Assumption/Dormition: both and...



The two images of this feast are powerful, as are the two names the Assumption and the Dormition. Though the title of the "Dormition" for this feast is Eastern, the image of The Blessed Virgin's Dormition is widely used in both East and West. In it the Mother of God falls asleep or dies, the Pius XII's definition of the dogma is inconclusive over this. What we know is she did not taste the corruption of death. The icon of the Dormition presents a Christian funeral, at which the whole Church gathers, as Peter, the one given the power of the keys, incenses her body and the other Apostles -and later bishops too, pray- they are oblivious, it seems, to the presence of Christ and the heavenly host who accompany him.
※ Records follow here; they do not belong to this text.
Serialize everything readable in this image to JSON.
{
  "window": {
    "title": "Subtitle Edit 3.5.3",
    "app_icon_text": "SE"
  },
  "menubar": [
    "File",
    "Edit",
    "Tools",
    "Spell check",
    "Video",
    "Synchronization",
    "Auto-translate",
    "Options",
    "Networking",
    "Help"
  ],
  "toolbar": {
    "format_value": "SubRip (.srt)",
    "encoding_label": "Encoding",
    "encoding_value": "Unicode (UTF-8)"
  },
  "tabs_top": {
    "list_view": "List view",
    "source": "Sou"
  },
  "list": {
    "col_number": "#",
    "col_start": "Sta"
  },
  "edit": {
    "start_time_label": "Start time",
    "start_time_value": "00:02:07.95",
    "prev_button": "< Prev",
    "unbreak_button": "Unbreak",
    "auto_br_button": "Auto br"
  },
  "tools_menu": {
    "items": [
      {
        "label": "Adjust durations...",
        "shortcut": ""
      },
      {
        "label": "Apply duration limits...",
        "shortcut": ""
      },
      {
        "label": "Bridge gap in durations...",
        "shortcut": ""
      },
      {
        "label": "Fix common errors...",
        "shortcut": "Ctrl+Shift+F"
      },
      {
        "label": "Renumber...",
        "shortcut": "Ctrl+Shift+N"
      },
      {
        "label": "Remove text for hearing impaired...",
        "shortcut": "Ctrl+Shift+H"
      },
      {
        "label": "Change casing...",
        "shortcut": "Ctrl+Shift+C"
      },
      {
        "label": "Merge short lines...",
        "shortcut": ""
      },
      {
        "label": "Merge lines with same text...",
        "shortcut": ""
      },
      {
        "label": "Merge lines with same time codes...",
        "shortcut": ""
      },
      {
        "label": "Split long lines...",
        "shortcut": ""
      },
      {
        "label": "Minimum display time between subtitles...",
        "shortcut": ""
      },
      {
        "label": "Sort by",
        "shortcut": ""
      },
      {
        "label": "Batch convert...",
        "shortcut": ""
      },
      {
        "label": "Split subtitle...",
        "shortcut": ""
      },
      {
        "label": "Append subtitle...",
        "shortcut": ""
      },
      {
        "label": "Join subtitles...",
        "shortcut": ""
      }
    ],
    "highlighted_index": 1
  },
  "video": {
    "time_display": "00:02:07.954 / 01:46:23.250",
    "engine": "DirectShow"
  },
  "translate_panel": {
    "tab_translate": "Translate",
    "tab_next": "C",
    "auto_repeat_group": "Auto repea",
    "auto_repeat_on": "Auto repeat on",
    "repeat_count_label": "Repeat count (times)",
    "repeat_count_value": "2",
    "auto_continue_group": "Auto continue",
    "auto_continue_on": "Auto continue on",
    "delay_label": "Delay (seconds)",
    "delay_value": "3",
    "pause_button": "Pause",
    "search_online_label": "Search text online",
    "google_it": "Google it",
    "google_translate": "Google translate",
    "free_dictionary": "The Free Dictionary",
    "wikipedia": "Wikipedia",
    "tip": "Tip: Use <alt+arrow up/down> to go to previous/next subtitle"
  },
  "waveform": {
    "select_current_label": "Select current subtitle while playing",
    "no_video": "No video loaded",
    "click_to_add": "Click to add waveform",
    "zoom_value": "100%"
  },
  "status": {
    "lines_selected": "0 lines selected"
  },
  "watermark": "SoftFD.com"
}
He takes her soul which is wrapped in swaddling bands in a gesture reminiscent of icon of Mary herself holding the infant Christ child, a deliberate allusion presumably, which speaks of the human bond between mother and child, not destroyed by her "passing".
The Dormition icon could be anyone's Christian funeral, there is no reference to the "bodily" taking up of the Blessed Virgin, except in the icon I show where the angel chops off the hand of the impious relic stealer. The idea of the bodily Assumption is better illustrated in the El Greco image, here she is supported by angels whilst the Apostles discuss and are amazed at her empty tomb.
At the heart of this mystery the doctrine of the Resurrection of the Body, of the Christian following where Christ has gone. It adds a certain piquancy to those who speak of Heavan as being a state, because it is a state where there are at least two physical bodies, of Mother and Son.

1 comment:

old believer said...

My understanding is that the Dormition Icon shows the day of the Mother of God's repose. Tradition has it that three days later when Her tomb was opened so St. Thomas could see Her for a final time the tomb was empty.

The Byzantines keep liturgical commemoration of this as we did, in a more reserved way, with the readings at Mattins on the 18th with St. John Damascene's second discourse on the Dormition of the Mother of God.